Dass der Fernunterricht an der Grundschule Pattonville an den ersten Tagen reibungslos verlief, sei der guten und langen Vorbereitung zu verdanken, sagt Schulleiterin Ulrike Schiller. „Wir haben uns im Herbst schon auf die aktuelle Situation vorbereitet und alle Eltern miteinbezogen.“ Die ersten Erfahrungen seien sehr gut – auch, weil die Bereitschaft aller Beteiligten sehr groß sei.

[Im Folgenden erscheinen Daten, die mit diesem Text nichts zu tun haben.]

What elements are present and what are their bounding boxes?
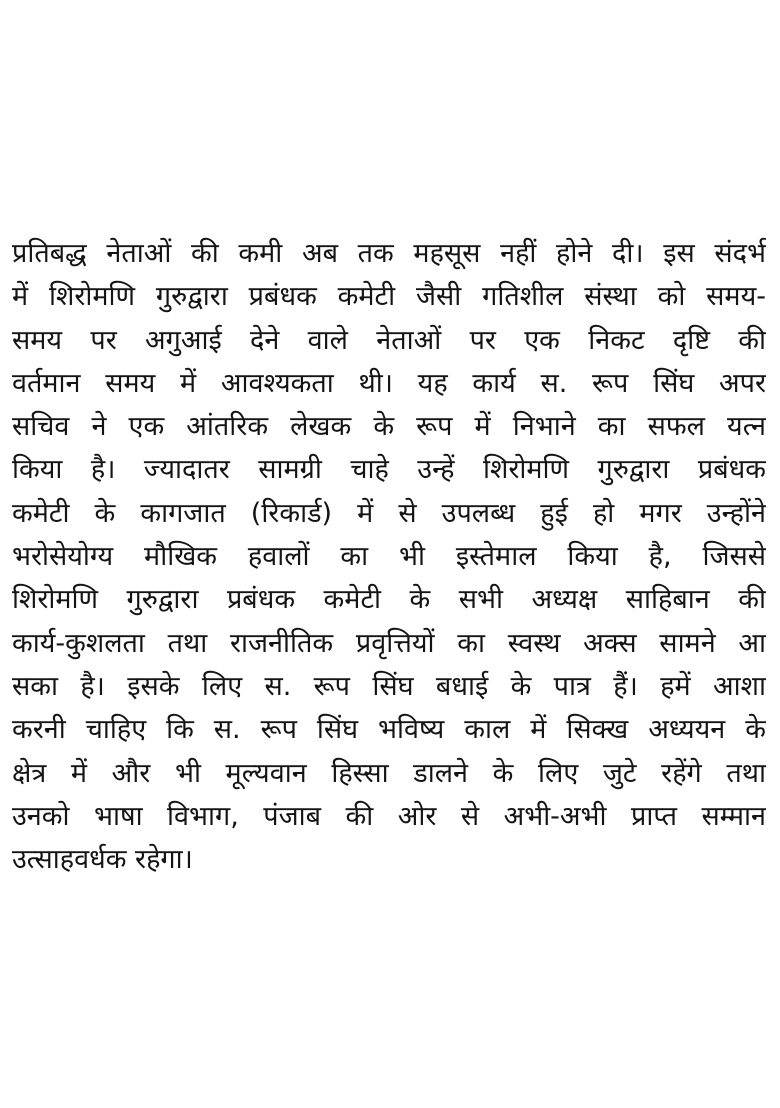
- text-line: उनको भाषा विभाग, पंजाब की ओर से अभी-अभी प्राप्त सम्मान: [12, 800, 766, 832]
- text-line: प्रतिबद्ध नेताओं की कमी अब तक महसूस नहीं होने दी। इस संदर्भ: [12, 238, 766, 269]
- text-line: में शिरोमणि गुरुद्वारा प्रबंधक कमेटी जैसी गतिशील संस्था को समय-: [12, 281, 766, 313]
- text-line: क्षेत्र में और भी मूल्यवान हिस्सा डालने के लिए जुटे रहेंगे तथा: [12, 757, 766, 789]
- text-line: कार्य-कुशलता तथा राजनीतिक प्रवृत्तियों का स्वस्थ अक्स सामने आ: [12, 627, 766, 659]
- text-line: सचिव ने एक आंतरिक लेखक के रूप में निभाने का सफल यत्न: [12, 411, 766, 443]
- text-line: किया है। ज्यादातर सामग्री चाहे उन्हें शिरोमणि गुरुद्वारा प्रबंधक: [12, 454, 766, 486]
- text-line: वर्तमान समय में आवश्यकता थी। यह कार्य स. रूप सिंघ अपर: [12, 367, 766, 399]
- text-line-last: उत्साहवर्धक रहेगा।: [12, 844, 193, 876]
- text-line: भरोसेयोग्य मौखिक हवालों का भी इस्तेमाल किया है, जिससे: [12, 541, 766, 573]
- text-line: कमेटी के कागजात (रिकार्ड) में से उपलब्ध हुई हो मगर उन्होंने: [12, 497, 766, 529]
- text-line: समय पर अगुआई देने वाले नेताओं पर एक निकट दृष्टि की: [12, 324, 766, 356]
- text-line: करनी चाहिए कि स. रूप सिंघ भविष्य काल में सिक्ख अध्ययन के: [12, 714, 766, 746]
- body-paragraph: [12, 232, 766, 881]
- text-line: सका है। इसके लिए स. रूप सिंघ बधाई के पात्र हैं। हमें आशा: [12, 670, 766, 702]
- text-line: शिरोमणि गुरुद्वारा प्रबंधक कमेटी के सभी अध्यक्ष साहिबान की: [12, 584, 766, 616]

Gute Vorbereitung macht auch Ute Maucher, Direktorin der Schillerschule, für den guten Start in die erste Schulwoche verantwortlich: „Wir haben die Pläne im Hinterkopf.“ Einen technischen Totalausfall habe es ebenfalls nicht gegeben. Von der Landesregierung wünscht sich die Schulleiterin etwas mehr Vorlauf bei neuen Beschlüssen, damit sich die Schule besser vorbereiten könne.

Ernst-Sigle-Gymnasium
"Von der Organisation her ist reiner Fernunterricht leichter als eine Mischform“, stellt Schulleiter Christoph Mühlthaler nach den ersten Erfahrungen am Ernst-Sigle-Gymnasium fest. Damit es keinen Holperstart nach den verlängerten Ferien gab, hätten Leitung und das Kollegium zuvor schon ihre Hausaufgaben zu Technik und Ablauf gemacht. „Wir haben einen pädagogischen Tag gemacht, um alle Kollegen auf einen Stand zu bringen“, so Mühlthaler. Zudem wurden 45 Laptops angeschafft, die an Schüler ausgeliehen wurden. „Bisher hat alles hervorragend geklappt. Es gab keine Probleme bei den Videokonferenzen und das Feedback der Eltern ist sehr positiv“, sagt der Schulleiter und fügt hinzu: „Was immer jetzt entschieden wird, wird sind darauf vorbereitet.“

Theodor-Heuss-Realschule
Gleich am Montagmorgen hätten die Server gestreikt, berichtet Boris Rupnow, Rektor der Theodor-Heuss-Realschule. Am Mittwoch sei außerdem der Messengerdienst webuntis, mit dem Schüler und Lehrer kommunizieren, ausgefallen. Trotzdem ist Rupnow guter Dinge: Nach seinem Gefühl seien sowohl Schüler als auch Lehrer gut organisiert. Insbesondere die Kollegen würden sich für die Unterrichtsplanung rege absprechen. Außerdem hätte die Realschule bereits 30 Laptops, von der Stadt gestellt, an Schüler ohne geeignetes Endgerät vergeben.

Erich-Bracher-Schule
In der Berufsschule in Pattonville ist man technisch auf Stand, und war das teils auch schon vor der Pandemie. „Digitaler Unterricht oder Hybridunterricht sind für uns gut möglich“, sagt Schulleiter Oliver Schmider. Man nutze zudem gut und gerne als Programm MS Teams, noch dazu seien jüngst 140 Tablets für Schüler eingetroffen, die entsprechende Endgeräte nicht zuhause haben. Die Berufsschule hat ergo derzeit weniger Probleme als andere Schulformen. Allerdings gibt es dafür auch die manchmal hohen Ansprüche der Wirtschaft, die zu erfüllen sind, zudem müssen im Sommer stolze 700 Schüler unter Corona-Bedingungen Abschlüsse machen. „Das ist herausfordernd“, sagt Schmider.